A core part of the Mymee program was a simple mobile app that my coach was able to personalize and adapt to help me capture the most relevant information on a daily basis as my situation evolved. This made it really easy to quickly track everything I needed to in real time, which is crucial in connecting the dots to find correlations based on timing between your triggers and symptoms. The more I tracked, the easier it became to find patterns in the data to find specific correlations. During our weekly sessions, my coach and I reviewed the data and discussed what appropriate diet or lifestyle adjustments I could make as we began to identify triggers in my food and environment.

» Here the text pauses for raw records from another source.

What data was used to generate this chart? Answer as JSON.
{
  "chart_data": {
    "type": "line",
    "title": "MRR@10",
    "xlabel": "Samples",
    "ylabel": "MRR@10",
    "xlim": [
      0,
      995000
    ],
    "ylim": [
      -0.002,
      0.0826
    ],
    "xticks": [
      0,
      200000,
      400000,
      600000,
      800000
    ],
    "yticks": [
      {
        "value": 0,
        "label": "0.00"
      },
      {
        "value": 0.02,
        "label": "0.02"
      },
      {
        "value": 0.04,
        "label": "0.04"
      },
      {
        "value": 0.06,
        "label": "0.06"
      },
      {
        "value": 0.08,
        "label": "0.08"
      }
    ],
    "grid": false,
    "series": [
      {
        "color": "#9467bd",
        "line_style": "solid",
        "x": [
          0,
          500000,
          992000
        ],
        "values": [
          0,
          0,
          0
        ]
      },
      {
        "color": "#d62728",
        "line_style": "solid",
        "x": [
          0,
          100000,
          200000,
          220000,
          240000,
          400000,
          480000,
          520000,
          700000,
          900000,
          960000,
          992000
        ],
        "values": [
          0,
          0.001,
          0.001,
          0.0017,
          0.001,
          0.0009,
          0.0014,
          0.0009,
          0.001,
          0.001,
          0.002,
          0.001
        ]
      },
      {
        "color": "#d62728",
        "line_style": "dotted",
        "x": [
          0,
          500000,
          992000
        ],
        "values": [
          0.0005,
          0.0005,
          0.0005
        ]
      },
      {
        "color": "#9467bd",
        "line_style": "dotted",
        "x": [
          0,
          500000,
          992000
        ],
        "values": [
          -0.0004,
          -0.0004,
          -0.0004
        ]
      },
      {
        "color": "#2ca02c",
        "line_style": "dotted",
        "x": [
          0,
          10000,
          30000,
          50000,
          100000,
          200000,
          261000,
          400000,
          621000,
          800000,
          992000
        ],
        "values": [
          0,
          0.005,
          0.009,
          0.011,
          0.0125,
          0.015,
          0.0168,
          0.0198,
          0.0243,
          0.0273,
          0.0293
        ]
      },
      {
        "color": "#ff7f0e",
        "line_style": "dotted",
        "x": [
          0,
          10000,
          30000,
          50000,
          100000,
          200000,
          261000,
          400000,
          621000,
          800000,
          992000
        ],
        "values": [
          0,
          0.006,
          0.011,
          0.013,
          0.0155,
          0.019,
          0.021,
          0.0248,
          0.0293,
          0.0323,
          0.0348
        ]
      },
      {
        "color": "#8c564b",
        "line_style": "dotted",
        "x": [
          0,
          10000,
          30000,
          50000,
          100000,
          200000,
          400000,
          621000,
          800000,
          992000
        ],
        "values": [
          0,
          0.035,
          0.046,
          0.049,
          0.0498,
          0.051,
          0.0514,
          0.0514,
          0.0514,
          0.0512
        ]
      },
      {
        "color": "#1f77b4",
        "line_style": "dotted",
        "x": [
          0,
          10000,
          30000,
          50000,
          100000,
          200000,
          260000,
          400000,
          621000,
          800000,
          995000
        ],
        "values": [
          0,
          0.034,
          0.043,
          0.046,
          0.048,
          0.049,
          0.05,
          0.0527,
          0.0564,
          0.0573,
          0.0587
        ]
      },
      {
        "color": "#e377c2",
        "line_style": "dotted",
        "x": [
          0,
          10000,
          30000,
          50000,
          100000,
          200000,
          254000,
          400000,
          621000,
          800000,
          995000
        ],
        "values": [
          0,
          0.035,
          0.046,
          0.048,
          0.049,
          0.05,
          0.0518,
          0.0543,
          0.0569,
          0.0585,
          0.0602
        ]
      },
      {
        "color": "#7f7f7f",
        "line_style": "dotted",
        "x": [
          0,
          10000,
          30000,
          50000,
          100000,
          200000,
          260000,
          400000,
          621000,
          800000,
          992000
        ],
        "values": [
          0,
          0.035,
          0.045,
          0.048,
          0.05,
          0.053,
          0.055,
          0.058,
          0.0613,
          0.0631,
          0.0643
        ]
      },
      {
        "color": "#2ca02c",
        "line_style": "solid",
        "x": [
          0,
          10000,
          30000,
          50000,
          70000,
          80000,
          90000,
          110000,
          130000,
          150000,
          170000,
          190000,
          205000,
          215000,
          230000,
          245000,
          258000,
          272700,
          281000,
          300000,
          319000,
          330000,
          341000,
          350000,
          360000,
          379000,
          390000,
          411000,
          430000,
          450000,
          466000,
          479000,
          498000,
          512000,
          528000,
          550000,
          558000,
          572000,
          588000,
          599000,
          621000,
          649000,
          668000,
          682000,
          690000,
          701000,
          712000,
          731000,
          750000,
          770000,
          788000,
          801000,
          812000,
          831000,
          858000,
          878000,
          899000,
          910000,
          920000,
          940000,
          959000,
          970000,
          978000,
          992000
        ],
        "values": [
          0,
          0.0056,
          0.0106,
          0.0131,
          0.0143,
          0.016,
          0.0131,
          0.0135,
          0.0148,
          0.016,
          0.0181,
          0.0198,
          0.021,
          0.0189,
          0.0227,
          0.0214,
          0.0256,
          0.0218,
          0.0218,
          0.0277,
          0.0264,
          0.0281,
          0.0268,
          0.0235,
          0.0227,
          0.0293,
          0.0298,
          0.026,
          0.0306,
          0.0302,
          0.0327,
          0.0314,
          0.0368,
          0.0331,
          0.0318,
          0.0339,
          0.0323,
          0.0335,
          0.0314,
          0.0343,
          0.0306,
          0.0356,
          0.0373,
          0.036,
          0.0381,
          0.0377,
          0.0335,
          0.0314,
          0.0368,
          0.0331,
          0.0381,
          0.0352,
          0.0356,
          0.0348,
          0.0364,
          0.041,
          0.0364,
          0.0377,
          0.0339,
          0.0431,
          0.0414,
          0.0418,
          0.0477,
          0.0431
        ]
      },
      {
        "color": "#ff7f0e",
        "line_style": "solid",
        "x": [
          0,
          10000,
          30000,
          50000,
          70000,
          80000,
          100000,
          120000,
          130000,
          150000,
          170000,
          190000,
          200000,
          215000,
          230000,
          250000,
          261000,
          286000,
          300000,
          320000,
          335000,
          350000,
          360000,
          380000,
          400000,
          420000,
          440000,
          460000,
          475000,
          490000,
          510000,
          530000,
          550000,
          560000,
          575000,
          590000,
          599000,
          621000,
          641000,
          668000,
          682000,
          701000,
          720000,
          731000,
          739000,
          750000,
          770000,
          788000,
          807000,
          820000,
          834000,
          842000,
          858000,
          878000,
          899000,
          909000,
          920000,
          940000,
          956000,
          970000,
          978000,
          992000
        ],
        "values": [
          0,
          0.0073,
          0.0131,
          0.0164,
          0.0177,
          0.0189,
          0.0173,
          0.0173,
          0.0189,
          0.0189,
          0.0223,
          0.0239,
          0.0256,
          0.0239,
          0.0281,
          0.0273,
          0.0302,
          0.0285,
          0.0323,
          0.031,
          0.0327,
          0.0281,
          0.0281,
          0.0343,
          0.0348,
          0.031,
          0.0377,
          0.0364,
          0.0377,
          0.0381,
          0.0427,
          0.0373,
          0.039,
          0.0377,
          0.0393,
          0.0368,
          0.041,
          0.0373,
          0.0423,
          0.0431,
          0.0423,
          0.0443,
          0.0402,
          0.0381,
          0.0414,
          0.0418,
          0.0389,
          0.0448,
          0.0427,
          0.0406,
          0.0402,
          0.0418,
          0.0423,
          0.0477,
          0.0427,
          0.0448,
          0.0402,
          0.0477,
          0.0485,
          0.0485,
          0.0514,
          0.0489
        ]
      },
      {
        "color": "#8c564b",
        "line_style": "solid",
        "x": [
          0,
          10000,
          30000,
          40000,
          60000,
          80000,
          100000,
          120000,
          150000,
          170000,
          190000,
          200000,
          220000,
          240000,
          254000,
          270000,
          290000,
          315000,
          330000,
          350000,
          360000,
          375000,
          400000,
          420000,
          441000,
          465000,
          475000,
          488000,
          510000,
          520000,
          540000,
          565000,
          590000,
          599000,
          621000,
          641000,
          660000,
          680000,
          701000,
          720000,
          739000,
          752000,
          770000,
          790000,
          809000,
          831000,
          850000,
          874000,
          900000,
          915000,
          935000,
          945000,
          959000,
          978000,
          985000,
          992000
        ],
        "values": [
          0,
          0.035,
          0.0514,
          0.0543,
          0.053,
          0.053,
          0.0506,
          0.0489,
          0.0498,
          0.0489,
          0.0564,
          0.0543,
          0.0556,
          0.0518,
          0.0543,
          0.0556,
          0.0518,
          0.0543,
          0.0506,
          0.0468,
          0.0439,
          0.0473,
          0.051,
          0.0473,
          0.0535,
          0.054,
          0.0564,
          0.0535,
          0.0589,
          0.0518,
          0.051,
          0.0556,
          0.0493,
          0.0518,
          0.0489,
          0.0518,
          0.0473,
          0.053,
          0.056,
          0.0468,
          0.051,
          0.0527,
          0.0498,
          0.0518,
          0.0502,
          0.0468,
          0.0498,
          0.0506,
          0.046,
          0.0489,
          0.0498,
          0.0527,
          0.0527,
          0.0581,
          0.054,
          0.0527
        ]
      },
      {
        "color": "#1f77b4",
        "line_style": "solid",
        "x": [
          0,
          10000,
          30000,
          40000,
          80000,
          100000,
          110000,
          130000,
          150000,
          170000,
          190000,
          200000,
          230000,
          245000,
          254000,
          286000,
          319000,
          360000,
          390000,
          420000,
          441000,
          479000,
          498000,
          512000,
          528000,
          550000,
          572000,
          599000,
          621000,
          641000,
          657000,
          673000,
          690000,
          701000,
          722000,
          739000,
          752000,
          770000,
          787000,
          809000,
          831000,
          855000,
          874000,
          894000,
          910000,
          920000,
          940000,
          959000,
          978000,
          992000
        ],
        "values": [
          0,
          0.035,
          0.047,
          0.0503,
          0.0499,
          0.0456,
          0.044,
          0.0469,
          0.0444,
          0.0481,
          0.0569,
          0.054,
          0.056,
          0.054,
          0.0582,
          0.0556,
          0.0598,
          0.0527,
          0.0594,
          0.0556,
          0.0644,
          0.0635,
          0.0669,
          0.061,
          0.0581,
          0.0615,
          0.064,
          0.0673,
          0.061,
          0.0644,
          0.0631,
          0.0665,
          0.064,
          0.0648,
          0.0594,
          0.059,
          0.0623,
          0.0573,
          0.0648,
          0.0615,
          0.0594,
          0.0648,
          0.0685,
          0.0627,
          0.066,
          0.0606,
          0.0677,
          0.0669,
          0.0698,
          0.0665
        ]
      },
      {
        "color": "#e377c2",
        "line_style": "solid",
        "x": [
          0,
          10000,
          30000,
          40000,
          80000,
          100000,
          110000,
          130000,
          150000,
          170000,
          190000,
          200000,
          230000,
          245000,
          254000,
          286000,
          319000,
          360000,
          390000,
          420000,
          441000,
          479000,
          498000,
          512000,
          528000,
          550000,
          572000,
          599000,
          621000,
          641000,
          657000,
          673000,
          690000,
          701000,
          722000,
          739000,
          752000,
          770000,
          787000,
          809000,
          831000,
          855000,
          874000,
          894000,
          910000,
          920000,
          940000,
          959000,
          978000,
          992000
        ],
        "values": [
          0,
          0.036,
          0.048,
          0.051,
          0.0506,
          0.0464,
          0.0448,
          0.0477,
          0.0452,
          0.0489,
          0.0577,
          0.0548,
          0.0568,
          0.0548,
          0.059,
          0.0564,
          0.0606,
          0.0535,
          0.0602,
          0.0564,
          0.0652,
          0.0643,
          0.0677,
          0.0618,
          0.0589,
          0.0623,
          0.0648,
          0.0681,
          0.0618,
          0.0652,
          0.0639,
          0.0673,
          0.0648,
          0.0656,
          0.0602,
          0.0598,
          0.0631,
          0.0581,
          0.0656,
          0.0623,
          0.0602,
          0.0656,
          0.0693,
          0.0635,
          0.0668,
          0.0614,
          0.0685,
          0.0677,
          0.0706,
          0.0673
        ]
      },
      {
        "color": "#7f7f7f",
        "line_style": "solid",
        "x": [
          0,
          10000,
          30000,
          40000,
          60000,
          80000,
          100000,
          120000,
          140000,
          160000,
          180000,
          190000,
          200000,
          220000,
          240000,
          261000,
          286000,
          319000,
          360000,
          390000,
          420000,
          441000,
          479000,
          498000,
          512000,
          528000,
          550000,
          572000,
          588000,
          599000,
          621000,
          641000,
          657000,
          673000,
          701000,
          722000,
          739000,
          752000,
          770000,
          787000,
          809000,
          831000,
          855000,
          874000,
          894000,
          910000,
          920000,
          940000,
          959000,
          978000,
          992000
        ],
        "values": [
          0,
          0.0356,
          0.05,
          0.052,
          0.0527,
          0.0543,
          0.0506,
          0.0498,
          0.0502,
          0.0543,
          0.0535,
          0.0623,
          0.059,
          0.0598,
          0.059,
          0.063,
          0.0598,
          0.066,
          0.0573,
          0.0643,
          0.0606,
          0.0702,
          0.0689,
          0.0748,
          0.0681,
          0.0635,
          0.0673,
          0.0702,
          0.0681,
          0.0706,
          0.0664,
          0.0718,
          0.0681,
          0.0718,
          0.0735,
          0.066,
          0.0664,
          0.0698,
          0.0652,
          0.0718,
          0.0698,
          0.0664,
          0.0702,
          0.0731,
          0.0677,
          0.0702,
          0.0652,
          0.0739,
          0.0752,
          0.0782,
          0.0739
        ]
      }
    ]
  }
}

This was a process of making incremental changes until I understood what adjustments helped me feel better.
Working with Mymee taught me about listening to my body to search for clues that can help me predict and control my flares. One of the hardest things about living with lupus is the uncertainty about bad days that just come and go. Not knowing when my next migraine is coming or what makes me too tired to get out of bed one day but not the next, is incredibly disempowering. It makes it difficult to make plans or commitments. Once you can connect the dots to figure out your triggers, it’s like finally solving a big mystery so you can start living life on your terms.
RN: What advice do you have for patients who have been recently diagnosed with lupus?
THG: You need to be your own detective. Learn to listen to your body and read as much as you can about your disease. Research all of your medications and side effects. Plan ahead of any doctor's appointments to remember any changes to your health, symptoms, or questions that you may have. Don’t try all of those promised fads, diets, and fixes. Love and be patient with yourself and your chosen circle of support and lastly, give yourself grace.
RN: Is there anything else you’d like our audience to know?
THG: One of my biggest lessons I learned is that feeling better is possible. I carried a lot of guilt and shame about not being able to control my symptoms, which usually meant canceling plans or skipping family dinners or events. Rheumatologists can encourage their patients to understand how diet, sleep, stress, toxins, and other specific triggers hidden in their food or environment play a role. These triggers are different for everyone. Having data that I could share with my rheumatologist during appointments also improved our relationship. I now hesitate to make decisions concerning my health without consulting with her first. As an advocate, I try to help patients understand that when you’re living with a serious disease like lupus, if you can’t figure it out, you and your behaviors are not to blame. Discovering your unique triggers can feel frustrating but with the right tools and support, it is possible to find answers. You don’t have to do it alone.